When they discovered they were chatting with a sportswriter from Charlotte, the questions cascaded from their mouths: Is Newton really that big? Is Luke Kuechly as good as Miller or DeMarcus Ware? And most importantly…
“You give us a chance, don’t you?”
“Us” is of course Bronco Nation. If the charm in the Panthers’ second Super Bowl appearance is the freshness and relative newness of the experience, then Denver is a distinct contrast: Families everywhere full of multi-generational fan bases. The Broncos have qualified for their eighth Super Bowl appearance, which creates a different set of expectations.

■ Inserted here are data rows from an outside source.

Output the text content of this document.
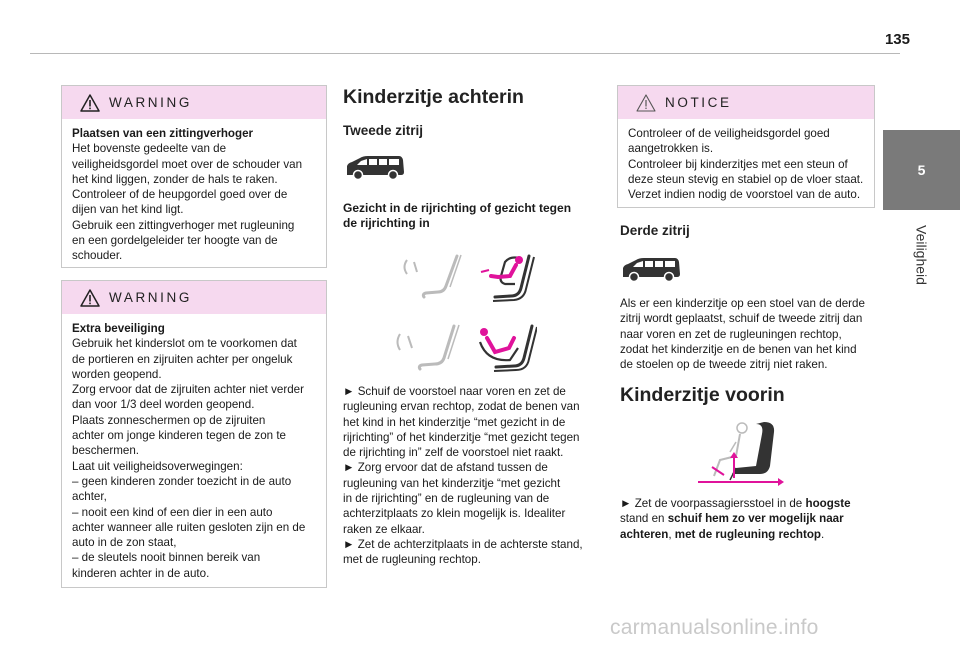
135
5
Veiligheid
WARNING

Plaatsen van een zittingverhoger

Het bovenste gedeelte van de

veiligheidsgordel moet over de schouder van

het kind liggen, zonder de hals te raken.

Controleer of de heupgordel goed over de

dijen van het kind ligt.

Gebruik een zittingverhoger met rugleuning

en een gordelgeleider ter hoogte van de

schouder.

WARNING

Extra beveiliging

Gebruik het kinderslot om te voorkomen dat

de portieren en zijruiten achter per ongeluk

worden geopend.

Zorg ervoor dat de zijruiten achter niet verder

dan voor 1/3 deel worden geopend.

Plaats zonneschermen op de zijruiten

achter om jonge kinderen tegen de zon te

beschermen.

Laat uit veiligheidsoverwegingen:

– geen kinderen zonder toezicht in de auto

achter,

– nooit een kind of een dier in een auto

achter wanneer alle ruiten gesloten zijn en de

auto in de zon staat,

– de sleutels nooit binnen bereik van

kinderen achter in de auto.

Kinderzitje achterin
Tweede zitrij
Gezicht in de rijrichting of gezicht tegen
de rijrichting in

► Schuif de voorstoel naar voren en zet de

rugleuning ervan rechtop, zodat de benen van

het kind in het kinderzitje “met gezicht in de

rijrichting” of het kinderzitje “met gezicht tegen

de rijrichting in” zelf de voorstoel niet raakt.

► Zorg ervoor dat de afstand tussen de

rugleuning van het kinderzitje “met gezicht

in de rijrichting” en de rugleuning van de

achterzitplaats zo klein mogelijk is. Idealiter

raken ze elkaar.

► Zet de achterzitplaats in de achterste stand,

met de rugleuning rechtop.

NOTICE

Controleer of de veiligheidsgordel goed

aangetrokken is.

Controleer bij kinderzitjes met een steun of

deze steun stevig en stabiel op de vloer staat.

Verzet indien nodig de voorstoel van de auto.

Derde zitrij

Als er een kinderzitje op een stoel van de derde

zitrij wordt geplaatst, schuif de tweede zitrij dan

naar voren en zet de rugleuningen rechtop,

zodat het kinderzitje en de benen van het kind

de stoelen op de tweede zitrij niet raken.

Kinderzitje voorin

► Zet de voorpassagiersstoel in de hoogste

stand en schuif hem zo ver mogelijk naar

achteren, met de rugleuning rechtop.

carmanualsonline.info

“The whole town is down” after a Super Bowl loss, Seitanis said. “The second time they had riots downtown. When they won it was amazing. But when they lose, like two years ago against the Seahawks, it’s like a funeral. The feeling was like you run 100 miles, you’re so tired, and then you lose the race.
“You try to erase it from your mind, to think of something else. There is no way to describe the sense of emptiness. You feel so bitter; like you’ve been beaten up by 100 guys.”
A forgiving town
Shapiro, who hosts the afternoon show on Mile High Sports Radio, AM1340, says that while Super Bowl losses are depressing, they never break up Denver’s love affair with its favorite team.
“The region is very forgiving. It’s not like the East Coast – it’s not Philadelphia,” Shapiro said. “People care here greatly, but if they have a bad season or even two – which is infrequent – the fans are very forgiving because they know as long as this ownership stays consistent, and someone like John Elway is running the show, they will always bounce back.”
By Shapiro’s count, the Broncos have had only five losing seasons in the 31 since the Bowlen family bought the team. The Bowlens reinvest lavishly in the product, as in when they renovated the training facility adding 17,000 square feet to the complex in 2014.
Those facilities have helped the Broncos add and retain talent to win sustainably in the NFL’s parity-producing free-agent era.
“It’s incredible in this day-and-age,” Shapiro said. “With free-agency – the way players, coaches and even owners move around in a mercenary way – there’s still been a consistency in this organization and it’s a consistency the community really appreciates.”
A Charlottean sizes it up
Jeff Golden moved to Charlotte as a third-grader, just before the Panthers’ inaugural season, playing home games at Clemson in 1995. His family went to a game against the San Francisco 49ers. The Panthers lost 31-10, but the Golden family was still smitten, holding season tickets as Jeff grew on to attend North Mecklenburg High and UNC Wilmington.
Golden stayed a Panthers fan but his career took him west, first to New Mexico and 5 1/2 years ago to Denver, where he does public relations and marketing for the Colorado Mountain Club.
He sees both parallels and contrasts in how Charlotte and Denver love their NFL teams.
“There’s definitely a more established tradition here. Most families have generations of life-long fans. This is a place with a lot of Super Bowl appearances and a lot of retired jerseys,” Golden said.
“But still it’s the same kind of excitement I remember from the Panthers’ first Super Bowl. You’ll see at least one out of every four people wearing orange.”
Golden attended a Super Bowl party two years ago, watching the Seahawks drill the Broncos 43-8 in 2014. The only trouble with reaching seven Super Bowls is they can result in five losses.
“I was with a lot of friends who are Broncos fans. By halftime they were pretty resolved to the idea they were going to lose,” Golden recalled. “That was hard on them because the Broncos seemed like the better team, but through a series of errors they were going to lose.”
Golden will fly to the Bay Area next weekend to take in the Super Bowl atmosphere. He won’t have a ticket to the game, but he has arranged to be with his people.
Not the people he lives with in Denver. Golden will deck out in black-and-blue and head to a Roaring Riot viewing party in San Francisco.